Where live in an urban area we have a fox (maybe several) who rip up bags of rubbish in our yard looking for food.
Has anyone some ideas on a scent that would keep them away ?
I’m thinking maybe lemon or onion but don’t really know if that will attract them or repel them.
The fox concerned is a bog standard British urban fox.
It would be interesting trying dung from you nearest zoo, perhaps lion or wolf or bear. I know all horses are instinctively terrified of lion dung. At worst itwould fertilise your garden or scare everything away.
Nah, I’ve seen foxes attack a chicken coop adjoined to a husky kennel, which is why I’m not sure if even wolf or tiger dung would scare them. Zoos don’t give you their dung, but they do sell it if you phone up. In fact a safari park puts theirs shit on EBay.
We feed the fox that come here. they are fun to watch. Cheap dog food and table scraps. You will get the odd, possum, skunk, raccoon, coyote and wild dog but is is cheap, fun and your kitties do not get eaten nor your trash torn up.
Or you could get a proper rubbish bin & lid that even a bear can’t open and your problem is solved…
We’ve got a fox problem in my area and they seem to have no problems eating cats (or maybe it was the remains of a small dog I came across, hard to tell).
I don’t know about satiating the foxes, they’re getting plenty of food one way or another from humans but they’re still decimating the national songbird population.
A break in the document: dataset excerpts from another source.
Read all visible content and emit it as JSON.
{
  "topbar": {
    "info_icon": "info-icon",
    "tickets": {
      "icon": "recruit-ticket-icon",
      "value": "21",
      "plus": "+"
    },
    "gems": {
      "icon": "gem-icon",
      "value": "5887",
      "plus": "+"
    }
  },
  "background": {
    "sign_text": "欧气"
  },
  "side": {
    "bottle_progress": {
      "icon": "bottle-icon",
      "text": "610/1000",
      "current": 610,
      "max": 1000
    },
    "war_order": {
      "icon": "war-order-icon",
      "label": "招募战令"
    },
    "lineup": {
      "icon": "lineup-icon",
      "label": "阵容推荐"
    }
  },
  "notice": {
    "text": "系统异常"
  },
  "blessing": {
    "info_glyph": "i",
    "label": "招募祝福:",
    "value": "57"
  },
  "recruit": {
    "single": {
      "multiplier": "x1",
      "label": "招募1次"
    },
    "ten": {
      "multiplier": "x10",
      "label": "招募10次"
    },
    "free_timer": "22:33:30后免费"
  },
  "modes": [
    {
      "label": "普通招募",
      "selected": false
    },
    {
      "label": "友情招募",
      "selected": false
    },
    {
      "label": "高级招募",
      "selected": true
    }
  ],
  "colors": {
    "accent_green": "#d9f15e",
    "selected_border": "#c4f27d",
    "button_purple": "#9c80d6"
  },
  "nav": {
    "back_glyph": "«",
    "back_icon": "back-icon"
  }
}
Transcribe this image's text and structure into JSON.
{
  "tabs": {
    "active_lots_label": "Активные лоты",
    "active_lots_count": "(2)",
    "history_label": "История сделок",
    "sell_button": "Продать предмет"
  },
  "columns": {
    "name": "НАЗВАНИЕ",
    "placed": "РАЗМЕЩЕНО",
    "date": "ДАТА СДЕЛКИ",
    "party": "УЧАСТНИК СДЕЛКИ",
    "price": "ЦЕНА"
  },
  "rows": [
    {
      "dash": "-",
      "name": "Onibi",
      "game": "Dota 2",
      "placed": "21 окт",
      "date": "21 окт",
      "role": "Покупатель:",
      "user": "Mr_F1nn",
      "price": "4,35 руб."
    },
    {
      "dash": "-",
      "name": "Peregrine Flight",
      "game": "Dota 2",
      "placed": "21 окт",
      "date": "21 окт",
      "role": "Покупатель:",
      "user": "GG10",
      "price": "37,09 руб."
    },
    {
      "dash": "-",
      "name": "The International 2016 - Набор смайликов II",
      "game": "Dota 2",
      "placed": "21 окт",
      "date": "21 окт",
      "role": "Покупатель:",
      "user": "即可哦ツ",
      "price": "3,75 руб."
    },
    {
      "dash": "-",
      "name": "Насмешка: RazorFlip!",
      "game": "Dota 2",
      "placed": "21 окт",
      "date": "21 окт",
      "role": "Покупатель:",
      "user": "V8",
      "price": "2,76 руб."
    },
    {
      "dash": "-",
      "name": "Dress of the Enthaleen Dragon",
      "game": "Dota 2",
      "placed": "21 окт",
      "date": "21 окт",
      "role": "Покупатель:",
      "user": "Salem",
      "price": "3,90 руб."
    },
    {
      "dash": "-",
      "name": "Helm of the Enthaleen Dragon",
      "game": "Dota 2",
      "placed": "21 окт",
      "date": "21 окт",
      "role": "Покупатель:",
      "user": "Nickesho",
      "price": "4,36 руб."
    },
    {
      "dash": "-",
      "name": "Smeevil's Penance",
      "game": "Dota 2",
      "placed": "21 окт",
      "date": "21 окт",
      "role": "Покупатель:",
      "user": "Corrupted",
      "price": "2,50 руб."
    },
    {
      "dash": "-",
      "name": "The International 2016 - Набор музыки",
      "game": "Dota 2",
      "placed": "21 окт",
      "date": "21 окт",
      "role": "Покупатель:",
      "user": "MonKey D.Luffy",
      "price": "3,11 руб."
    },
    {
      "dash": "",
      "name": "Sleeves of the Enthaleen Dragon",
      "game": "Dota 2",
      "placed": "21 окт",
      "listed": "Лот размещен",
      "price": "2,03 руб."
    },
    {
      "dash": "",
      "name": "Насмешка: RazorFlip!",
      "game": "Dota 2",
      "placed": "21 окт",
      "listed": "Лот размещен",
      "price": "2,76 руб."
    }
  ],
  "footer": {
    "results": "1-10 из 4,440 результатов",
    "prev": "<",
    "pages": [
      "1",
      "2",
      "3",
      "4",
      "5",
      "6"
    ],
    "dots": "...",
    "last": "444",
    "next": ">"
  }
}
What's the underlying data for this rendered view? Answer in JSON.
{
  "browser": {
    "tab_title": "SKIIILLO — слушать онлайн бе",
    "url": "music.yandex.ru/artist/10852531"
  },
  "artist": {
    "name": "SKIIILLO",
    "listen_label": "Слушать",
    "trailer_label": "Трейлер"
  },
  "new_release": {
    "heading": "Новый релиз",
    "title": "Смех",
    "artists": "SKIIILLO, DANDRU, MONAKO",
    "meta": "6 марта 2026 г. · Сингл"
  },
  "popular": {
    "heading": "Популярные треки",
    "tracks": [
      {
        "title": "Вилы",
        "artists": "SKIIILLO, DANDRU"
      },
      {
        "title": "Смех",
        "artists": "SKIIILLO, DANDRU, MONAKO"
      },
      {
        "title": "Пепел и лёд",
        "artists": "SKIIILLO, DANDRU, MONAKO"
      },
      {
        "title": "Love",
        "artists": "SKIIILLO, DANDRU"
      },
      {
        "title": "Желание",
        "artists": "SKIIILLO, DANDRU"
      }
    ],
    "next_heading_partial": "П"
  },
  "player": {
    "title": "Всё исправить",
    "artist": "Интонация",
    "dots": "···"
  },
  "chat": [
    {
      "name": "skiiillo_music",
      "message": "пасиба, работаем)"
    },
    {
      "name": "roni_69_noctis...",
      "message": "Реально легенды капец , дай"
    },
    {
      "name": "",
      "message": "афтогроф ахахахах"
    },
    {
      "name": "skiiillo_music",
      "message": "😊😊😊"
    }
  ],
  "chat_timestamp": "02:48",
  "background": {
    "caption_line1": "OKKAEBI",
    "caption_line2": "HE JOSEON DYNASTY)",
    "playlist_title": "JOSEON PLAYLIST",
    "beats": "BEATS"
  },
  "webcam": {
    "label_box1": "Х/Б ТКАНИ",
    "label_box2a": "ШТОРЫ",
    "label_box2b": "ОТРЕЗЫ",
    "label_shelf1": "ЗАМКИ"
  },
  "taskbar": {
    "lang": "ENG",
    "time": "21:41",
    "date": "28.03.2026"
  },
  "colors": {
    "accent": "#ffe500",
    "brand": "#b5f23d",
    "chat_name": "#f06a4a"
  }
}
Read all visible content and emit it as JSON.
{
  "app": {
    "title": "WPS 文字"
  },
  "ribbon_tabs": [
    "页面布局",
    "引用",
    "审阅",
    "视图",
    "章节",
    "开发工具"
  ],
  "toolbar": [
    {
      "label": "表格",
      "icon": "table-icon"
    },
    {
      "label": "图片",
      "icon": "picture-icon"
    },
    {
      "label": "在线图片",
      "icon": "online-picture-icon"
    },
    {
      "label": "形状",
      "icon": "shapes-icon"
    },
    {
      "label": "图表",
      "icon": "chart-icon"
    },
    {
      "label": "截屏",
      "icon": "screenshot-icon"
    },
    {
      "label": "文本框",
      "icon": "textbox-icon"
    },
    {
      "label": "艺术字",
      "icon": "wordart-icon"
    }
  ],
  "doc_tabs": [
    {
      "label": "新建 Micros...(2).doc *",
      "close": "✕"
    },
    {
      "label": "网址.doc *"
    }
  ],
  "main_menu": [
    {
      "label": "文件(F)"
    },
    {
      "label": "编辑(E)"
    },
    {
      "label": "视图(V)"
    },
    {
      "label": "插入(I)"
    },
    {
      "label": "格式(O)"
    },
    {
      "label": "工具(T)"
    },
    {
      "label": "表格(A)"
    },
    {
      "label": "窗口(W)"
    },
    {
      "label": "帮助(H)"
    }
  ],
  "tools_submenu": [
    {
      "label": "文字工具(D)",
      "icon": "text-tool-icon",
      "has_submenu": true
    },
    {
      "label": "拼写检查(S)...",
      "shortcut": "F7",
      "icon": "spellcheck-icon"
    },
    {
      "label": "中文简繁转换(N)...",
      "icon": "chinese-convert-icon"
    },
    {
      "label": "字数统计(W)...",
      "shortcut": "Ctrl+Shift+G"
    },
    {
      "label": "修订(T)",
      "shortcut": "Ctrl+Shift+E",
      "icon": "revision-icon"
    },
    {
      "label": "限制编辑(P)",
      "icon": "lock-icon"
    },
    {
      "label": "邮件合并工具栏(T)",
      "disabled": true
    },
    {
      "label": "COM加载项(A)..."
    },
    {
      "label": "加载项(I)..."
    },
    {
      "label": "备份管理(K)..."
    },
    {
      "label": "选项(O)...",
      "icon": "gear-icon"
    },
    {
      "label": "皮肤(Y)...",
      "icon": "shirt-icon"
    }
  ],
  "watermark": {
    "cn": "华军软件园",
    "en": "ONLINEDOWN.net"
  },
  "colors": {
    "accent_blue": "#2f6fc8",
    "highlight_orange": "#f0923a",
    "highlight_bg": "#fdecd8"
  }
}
Thanks for the ideas but I don’t think that having carnivore dung (which IME tends to have a rather pungent and unpleasant smell) outside my front door would be much nicer then the aftermath of hungry foxes.
As to getting myself a bearproof container for my rubbish, our local refuse disposal operatives, or dustmen as we know them around here, refuse to pick up plastic bags that pensioners have put out for collection because they’re too heavy and R.D.O.s might strain their backs.
But thanks for the ideas.
I think that we need a licence or something this side of the pond to trap or kill them so its back to the think tank I suppose.
SWAG ; Try sprinkling some crushed red pepper on the bags. It seems to have kept the woodchucks out of my garden. Maybe it will work for other animals.
This is not a good idea. You're making the situation worse by attracting even more scavengers and allowing them to become dependant on you for food.
This is the only plausible solution. If there is no available food source they will move on. Of course, all your neighbours must also keep their food waste, etc. secure.
I think you might have a coyote problem, not a fox problem. Foxes are only as large as a cat themselves, and not prone to group coordination. A fight with one would be potentially lethal to both parties. And I have a real problem with the concept of foxes eating cats. I doubt they even could. Foxes prey pretty much exclusively on nuts, berries, mice, and small birds.
I’m also really curious as to how foxes are getting to these bags anyway. It should be easy to put them out of a fox’s practical reach. They’re not mighty climbers, though they can jump decently.
That said, your other points are valid. OP, have you seen the foxes? It’s quite probable that wild or feral dogs are ripping up your trash. Er, rubbish, excuse me.
You could be right but foxes are bigger than cats. I can’t find the most recent attack on video but here’s a grainy videoof one attacking someone. I do know for a fact the neighborhood has foxes because I’ve seen them. Nobody has reported seeing or hearing coyotes yet but they are in surrounding farm land.
The cats lay around within 10 feet of the foxes while they eat. They mostly ignore each other. We have one cranky old white female that chased one fox off.
We do have one older & bigger fox that might not run but he only comes late in the night & we have not seen him this year and also we keep the cats put up during darkness. There are bobcats and big owls that will take a cat and of course dogs & coyotes that might get them before they could get to a tree if they were not paying attention. Biggest danger is drivers going too fast on our dirt road…
I live trap a lot of the skunks, raccoons and possums and relocate except for one old he-coon that is way too smart to get caught. As long as he escapes me, I’ll keep feeding him… it is like a contest between us.
We are on top of a mountain and we do not try to get rid of the critters and as so feeding them does us and them no real harm as they get a lot of human food from the visitors to the state park that is here.